Monitoring bank funding conditions
Finally, the ECB did not make any changes with regards its policies for the banking system, though it committed to monitoring the situation. It confirmed that it expects ‘special conditions applicable under TLTRO III to end in June next year’. However, it ‘will continue to monitor bank funding conditions and ensure that the maturing of TLTRO III operations does not hamper the smooth transmission of its monetary policy’. In addition, it will ‘assess the appropriate calibration of its two-tier system for reserve remuneration so that the negative interest rate policy does not limit banks’ intermediation capacity in an environment of ample excess liquidity’. This suggests that the ECB has not closed the door to introducing further TLTRO tranches or improving conditions, or increasing the tiering multiplier. However, we do not expect any of these changes in our base case, given that financing conditions remain favourable.

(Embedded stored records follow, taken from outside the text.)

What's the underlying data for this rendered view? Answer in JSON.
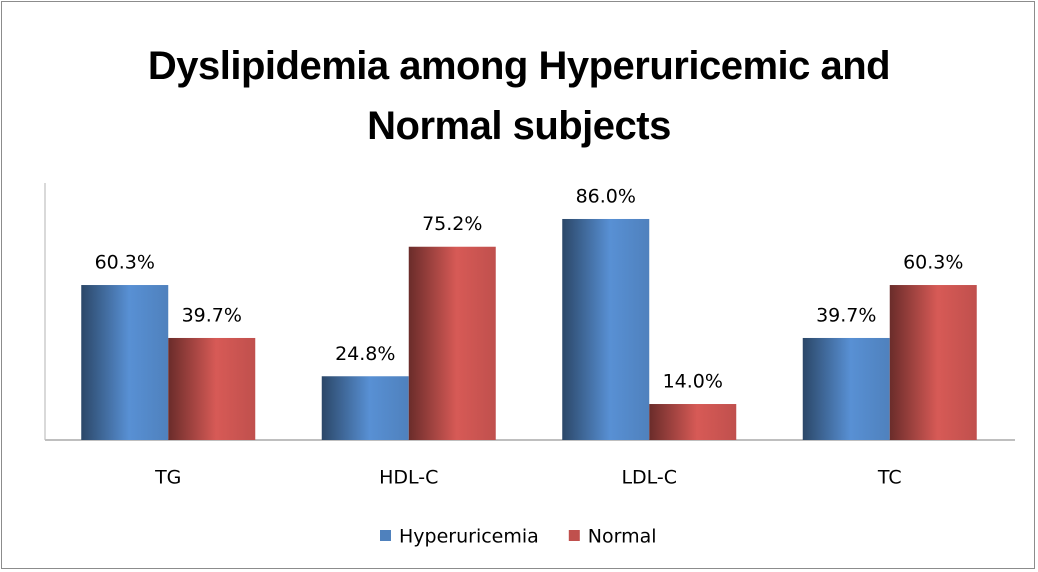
{
  "chart_data": {
    "type": "bar",
    "title": "Dyslipidemia among Hyperuricemic and Normal subjects",
    "categories": [
      "TG",
      "HDL-C",
      "LDL-C",
      "TC"
    ],
    "series": [
      {
        "name": "Hyperuricemia",
        "color": "#4f81bd",
        "values": [
          60.3,
          24.8,
          86.0,
          39.7
        ],
        "value_labels": [
          "60.3%",
          "24.8%",
          "86.0%",
          "39.7%"
        ]
      },
      {
        "name": "Normal",
        "color": "#c0504d",
        "values": [
          39.7,
          75.2,
          14.0,
          60.3
        ],
        "value_labels": [
          "39.7%",
          "75.2%",
          "14.0%",
          "60.3%"
        ]
      }
    ],
    "ylim": [
      0,
      100
    ],
    "legend": "bottom"
  }
}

BoE View: 15bp rate hike, with more to come in 2022
The MPC voted 8-1 to raise Bank Rate by 15bp to 0.25% today, against consensus expectations for policy to be on hold, but in line with our forecast. In the policy statement, the Committee acknowledged the downside risks to growth from the spread of Omicron, but noted that “its impact on medium-term inflationary pressures is unclear at this stage.” At the same time, "the labour market is tight and has continued to tighten, and there are some signs of greater persistence in domestic cost and price pressures.” The inflation forecast was further upgraded following the upside surprise in the November CPI reading, with the peak now projected to be nearer 6% in the spring, up from 5% previously. While inflation is still expected to moderate in the course of 2022, the Bank of England’s own projections suggest inflation will stay above target in the medium term in the absence of further rate hikes. Our base case continues to be for a further two 25bp hikes in February and August, taking Bank Rate to 0.75%, and another two such hikes in 2023, taking rates to 1.25%.